MineWorld: a Real-Time and Open-Source Interactive World Model on Minecraft
- URL: http://arxiv.org/abs/2504.08388v1
- Date: Fri, 11 Apr 2025 09:41:04 GMT
- Title: MineWorld: a Real-Time and Open-Source Interactive World Model on Minecraft
- Authors: Junliang Guo, Yang Ye, Tianyu He, Haoyu Wu, Yushu Jiang, Tim Pearce, Jiang Bian,
- Abstract summary: We propose MineWorld, a real-time interactive world model on Minecraft.<n>MineWorld is driven by a visual-action autoregressive Transformer, which takes paired game scenes and corresponding actions as input.<n>We develop a novel parallel decoding algorithm that predicts the spatial redundant tokens in each frame at the same time.
- Score: 21.530000271719803
- License: http://creativecommons.org/licenses/by-nc-nd/4.0/
- Abstract: World modeling is a crucial task for enabling intelligent agents to effectively interact with humans and operate in dynamic environments.
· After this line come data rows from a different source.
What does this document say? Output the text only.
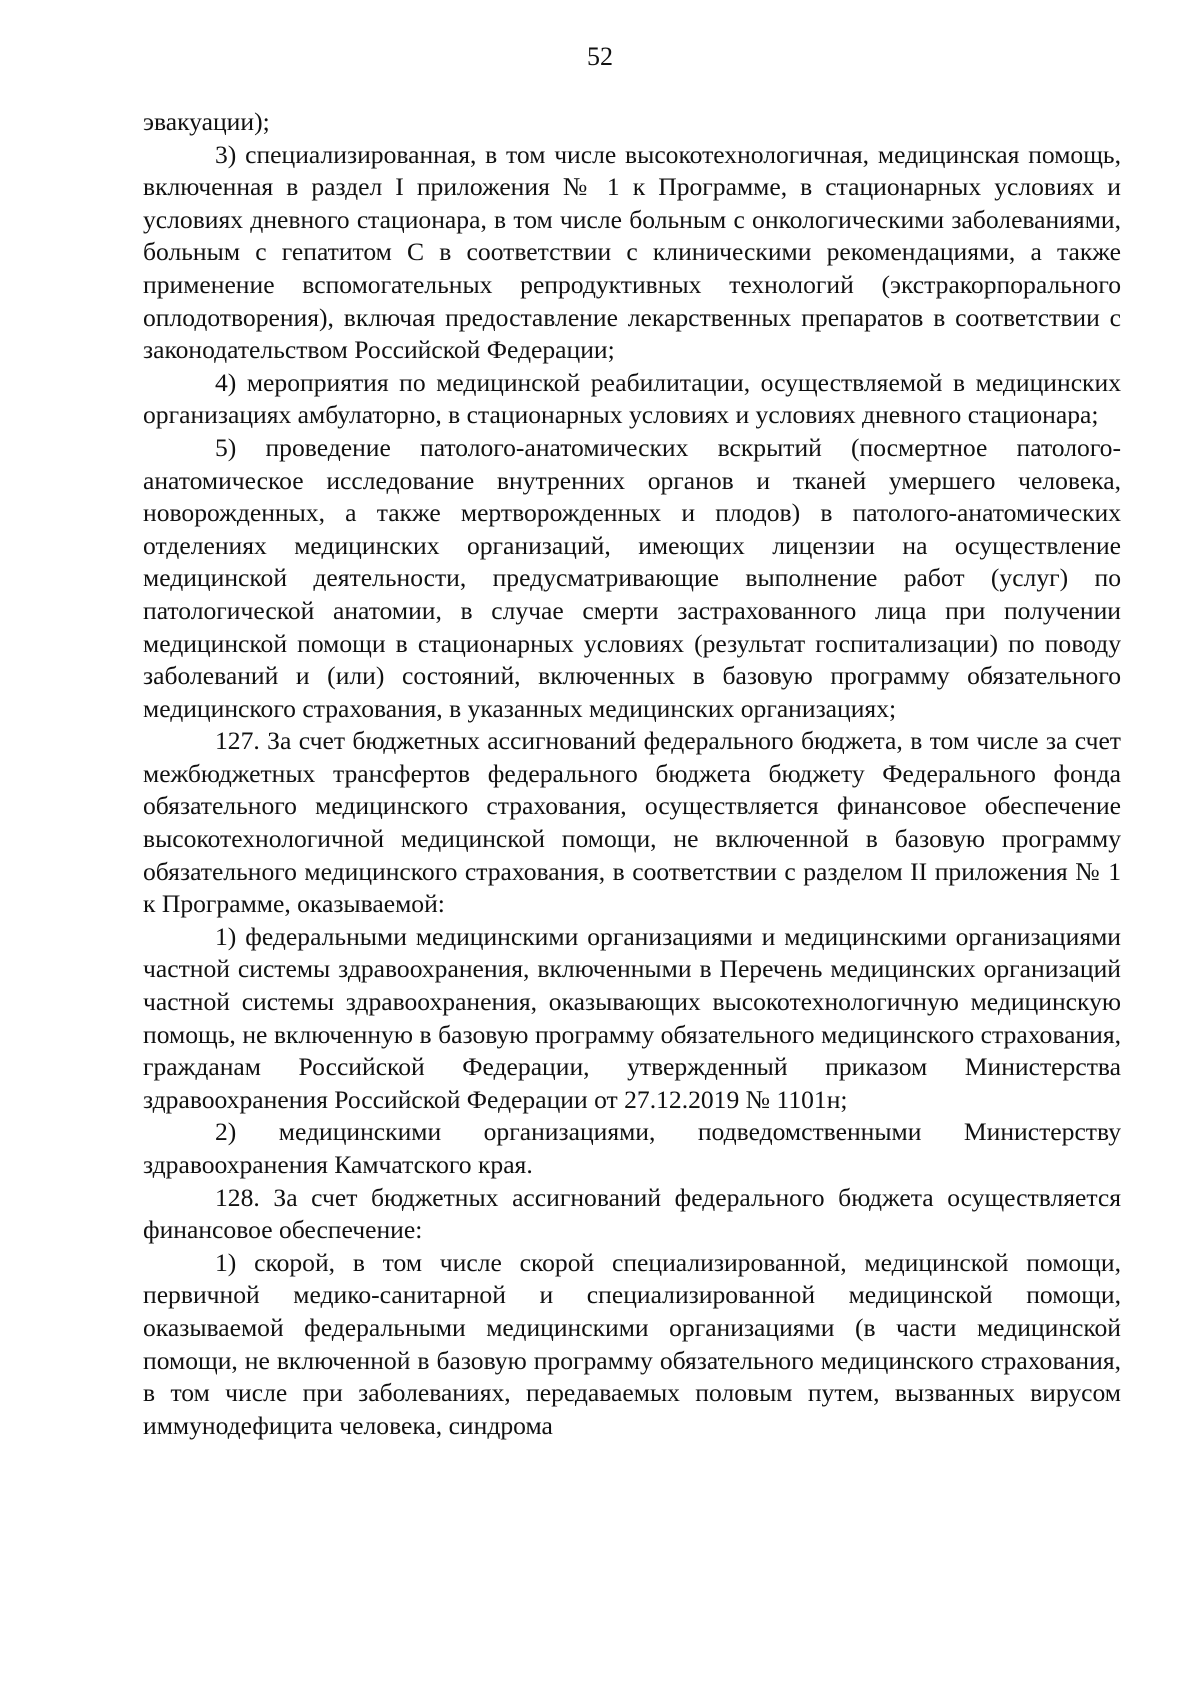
52

эвакуации);

3) специализированная, в том числе высокотехнологичная, медицинская помощь, включенная в раздел I приложения № 1 к Программе, в стационарных условиях и условиях дневного стационара, в том числе больным с онкологическими заболеваниями, больным с гепатитом С в соответствии с клиническими рекомендациями, а также применение вспомогательных репродуктивных технологий (экстракорпорального оплодотворения), включая предоставление лекарственных препаратов в соответствии с законодательством Российской Федерации;

4) мероприятия по медицинской реабилитации, осуществляемой в медицинских организациях амбулаторно, в стационарных условиях и условиях дневного стационара;

5) проведение патолого-анатомических вскрытий (посмертное патолого-анатомическое исследование внутренних органов и тканей умершего человека, новорожденных, а также мертворожденных и плодов) в патолого-анатомических отделениях медицинских организаций, имеющих лицензии на осуществление медицинской деятельности, предусматривающие выполнение работ (услуг) по патологической анатомии, в случае смерти застрахованного лица при получении медицинской помощи в стационарных условиях (результат госпитализации) по поводу заболеваний и (или) состояний, включенных в базовую программу обязательного медицинского страхования, в указанных медицинских организациях;

127. За счет бюджетных ассигнований федерального бюджета, в том числе за счет межбюджетных трансфертов федерального бюджета бюджету Федерального фонда обязательного медицинского страхования, осуществляется финансовое обеспечение высокотехнологичной медицинской помощи, не включенной в базовую программу обязательного медицинского страхования, в соответствии с разделом II приложения № 1 к Программе, оказываемой:

1) федеральными медицинскими организациями и медицинскими организациями частной системы здравоохранения, включенными в Перечень медицинских организаций частной системы здравоохранения, оказывающих высокотехнологичную медицинскую помощь, не включенную в базовую программу обязательного медицинского страхования, гражданам Российской Федерации, утвержденный приказом Министерства здравоохранения Российской Федерации от 27.12.2019 № 1101н;

2) медицинскими организациями, подведомственными Министерству здравоохранения Камчатского края.

128. За счет бюджетных ассигнований федерального бюджета осуществляется финансовое обеспечение:

1) скорой, в том числе скорой специализированной, медицинской помощи, первичной медико-санитарной и специализированной медицинской помощи, оказываемой федеральными медицинскими организациями (в части медицинской помощи, не включенной в базовую программу обязательного медицинского страхования, в том числе при заболеваниях, передаваемых половым путем, вызванных вирусом иммунодефицита человека, синдрома
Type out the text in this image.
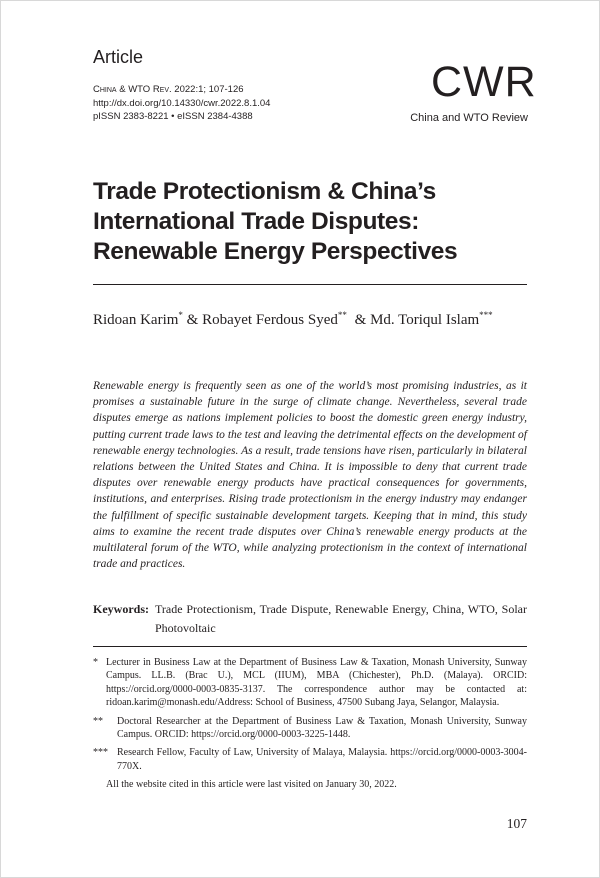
Article
China & WTO Rev. 2022:1; 107-126
http://dx.doi.org/10.14330/cwr.2022.8.1.04
pISSN 2383-8221 • eISSN 2384-4388
CWR
China and WTO Review
Trade Protectionism & China’s
International Trade Disputes:
Renewable Energy Perspectives
Ridoan Karim* & Robayet Ferdous Syed** & Md. Toriqul Islam***
Renewable energy is frequently seen as one of the world’s most promising industries, as it promises a sustainable future in the surge of climate change. Nevertheless, several trade disputes emerge as nations implement policies to boost the domestic green energy industry, putting current trade laws to the test and leaving the detrimental effects on the development of renewable energy technologies. As a result, trade tensions have risen, particularly in bilateral relations between the United States and China. It is impossible to deny that current trade disputes over renewable energy products have practical consequences for governments, institutions, and enterprises. Rising trade protectionism in the energy industry may endanger the fulfillment of specific sustainable development targets. Keeping that in mind, this study aims to examine the recent trade disputes over China’s renewable energy products at the multilateral forum of the WTO, while analyzing protectionism in the context of international trade and practices.
Keywords: Trade Protectionism, Trade Dispute, Renewable Energy, China, WTO, Solar Photovoltaic
* Lecturer in Business Law at the Department of Business Law & Taxation, Monash University, Sunway Campus. LL.B. (Brac U.), MCL (IIUM), MBA (Chichester), Ph.D. (Malaya). ORCID: https://orcid.org/0000-0003-0835-3137. The correspondence author may be contacted at: ridoan.karim@monash.edu/Address: School of Business, 47500 Subang Jaya, Selangor, Malaysia.
** Doctoral Researcher at the Department of Business Law & Taxation, Monash University, Sunway Campus. ORCID: https://orcid.org/0000-0003-3225-1448.
*** Research Fellow, Faculty of Law, University of Malaya, Malaysia. https://orcid.org/0000-0003-3004-770X.
All the website cited in this article were last visited on January 30, 2022.
107
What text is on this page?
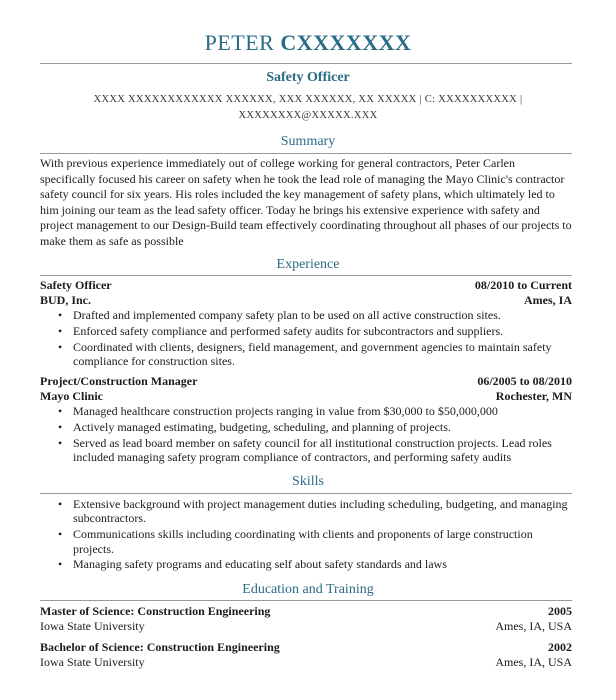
PETER CXXXXXXX
Safety Officer
XXXX XXXXXXXXXXXX XXXXXX, XXX XXXXXX, XX XXXXX | C: XXXXXXXXXX |
XXXXXXXX@XXXXX.XXX
Summary
With previous experience immediately out of college working for general contractors, Peter Carlen specifically focused his career on safety when he took the lead role of managing the Mayo Clinic's contractor safety council for six years. His roles included the key management of safety plans, which ultimately led to him joining our team as the lead safety officer. Today he brings his extensive experience with safety and project management to our Design-Build team effectively coordinating throughout all phases of our projects to make them as safe as possible
Experience
Safety Officer	08/2010 to Current
BUD, Inc.	Ames, IA
• Drafted and implemented company safety plan to be used on all active construction sites.
• Enforced safety compliance and performed safety audits for subcontractors and suppliers.
• Coordinated with clients, designers, field management, and government agencies to maintain safety compliance for construction sites.
Project/Construction Manager	06/2005 to 08/2010
Mayo Clinic	Rochester, MN
• Managed healthcare construction projects ranging in value from $30,000 to $50,000,000
• Actively managed estimating, budgeting, scheduling, and planning of projects.
• Served as lead board member on safety council for all institutional construction projects. Lead roles included managing safety program compliance of contractors, and performing safety audits
Skills
• Extensive background with project management duties including scheduling, budgeting, and managing subcontractors.
• Communications skills including coordinating with clients and proponents of large construction projects.
• Managing safety programs and educating self about safety standards and laws
Education and Training
Master of Science: Construction Engineering	2005
Iowa State University	Ames, IA, USA
Bachelor of Science: Construction Engineering	2002
Iowa State University	Ames, IA, USA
In this work, we propose MineWorld, a real-time interactive world model on Minecraft, an open-ended sandbox game which has been utilized as a common testbed for world modeling. MineWorld is driven by a visual-action autoregressive Transformer, which takes paired game scenes and corresponding actions as input, and generates consequent new scenes following the actions. Specifically, by transforming visual game scenes and actions into discrete token ids with an image tokenizer and an action tokenizer correspondingly, we consist the model input with the concatenation of the two kinds of ids interleaved. The model is then trained with next token prediction to learn rich representations of game states as well as the conditions between states and actions simultaneously. In inference, we develop a novel parallel decoding algorithm that predicts the spatial redundant tokens in each frame at the same time, letting models in different scales generate $4$ to $7$ frames per second and enabling real-time interactions with game players. In evaluation, we propose new metrics to assess not only visual quality but also the action following capacity when generating new scenes, which is crucial for a world model. Our comprehensive evaluation shows the efficacy of MineWorld, outperforming SoTA open-sourced diffusion based world models significantly. The code and model have been released.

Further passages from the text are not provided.